Qui a déclenché la tragédie afghane ?

Qui a déclenché la tragédie afghane ?

L’auteur est professeur émérite d’histoire à l’Université de Montréal et coauteur du livre Demodernization : A Future in the Past.

Alors que les images de corps humains tombant d’un avion américain décollant de Kaboul choquent le monde entier, la catastrophe afghane me rappelle un de mes camarades de classe à la faculté d’études orientales de l’Université de Léningrad. Il s’était spécialisé en philologie persane, maîtrisait le pachtoune, la principale langue de l’Afghanistan, dont il allait devenir un interprète à ce point excellent que, dans les années 1970, il devint l’interprète de Mohammad Zahir Shah, le dernier roi afghan.

Mon ami, lorsqu’il revenait de temps à autre de Kaboul ou de Moscou, me parlait de ce pays, de cette société traditionnelle en voie de modernisation. Ses impressions correspondaient aux images des actualités télévisées, qui montraient des jeunes femmes en manches courtes se pressant à l’Université de Kaboul ou encore des usines flambant neuves construites par des ingénieurs formés en URSS. Bien sûr, tout cela ne reflétait que la vie urbaine, me précisait-il ; la campagne, comme en Asie centrale soviétique, demeurait beaucoup plus traditionnelle. La modernisation, en effet, s’y heurtait, comme d’habitude, à une résistance qui, toutefois, était essentiellement passive et non violente.

Tout changea au cours de l’été 1979, lorsque les États-Unis commencèrent à mobiliser ceux qui s’opposaient à la modernisation, formèrent et armèrent ceux qui allaient devenir les moudjahidines.
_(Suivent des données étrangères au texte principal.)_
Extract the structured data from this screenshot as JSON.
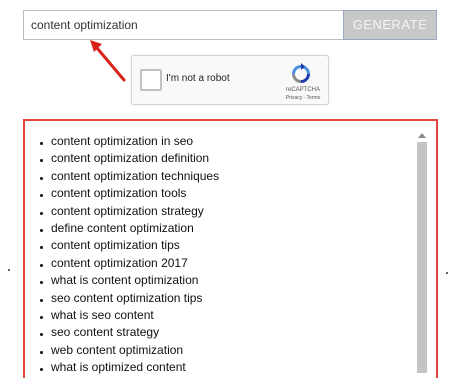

Toute cette opération ne fut que la concrétisation d’une initiative du conseiller à la Sécurité nationale du président Carter, Zbigniew Brzezinski. Vétéran de la guerre froide qui avait grandi à Montréal et était diplômé de McGill, Brzezinski avait présenté cette intervention comme un moyen de combattre l’influence communiste et, surtout, comme une provocation susceptible de déclencher une réponse militaire soviétique. Ainsi qu’il l’admit dans une interview de 1998, il s’agissait en fait d’une ruse pour attirer les Soviétiques et les piéger dans ce qui était programmé pour devenir leur « débâcle vietnamienne ». Le plan de Brzezinski réussit et, quelques mois plus tard, les forces soviétiques entrèrent en Afghanistan.
 

Un seul et unique objectif

Ainsi, afin de provoquer l’Union soviétique, les États-Unis avaient créé ce qui deviendrait plus tard les talibans, puis, l’appui financier de l’Arabie saoudite aidant, Al-Qaïda. La violence des militants islamistes entraîna l’intervention militaire soviétique ; elle ne fut pas une réaction à celle-ci. Cela parut alors une belle victoire américaine contre l’ennemi communiste. Personne à Washington ne se souciait bien entendu du sort de la modernisation de l’Afghanistan ou de l’avenir des jeunes femmes qui se lançaient dans des carrières universitaires. Brzezinski ne poursuivait qu’un seul objectif : affaiblir l’URSS. Et dans l’interview octroyée au Nouvel Observateur en 1998, alors que l’Union soviétique avait été démantelée et que la Russie d’Eltsine était affaiblie et humiliée, il déclara que, si l’occasion lui en était à nouveau donnée, il recommencerait. L’Afghanistan avait simplement été utilisée comme un moyen de saper les forces soviétiques.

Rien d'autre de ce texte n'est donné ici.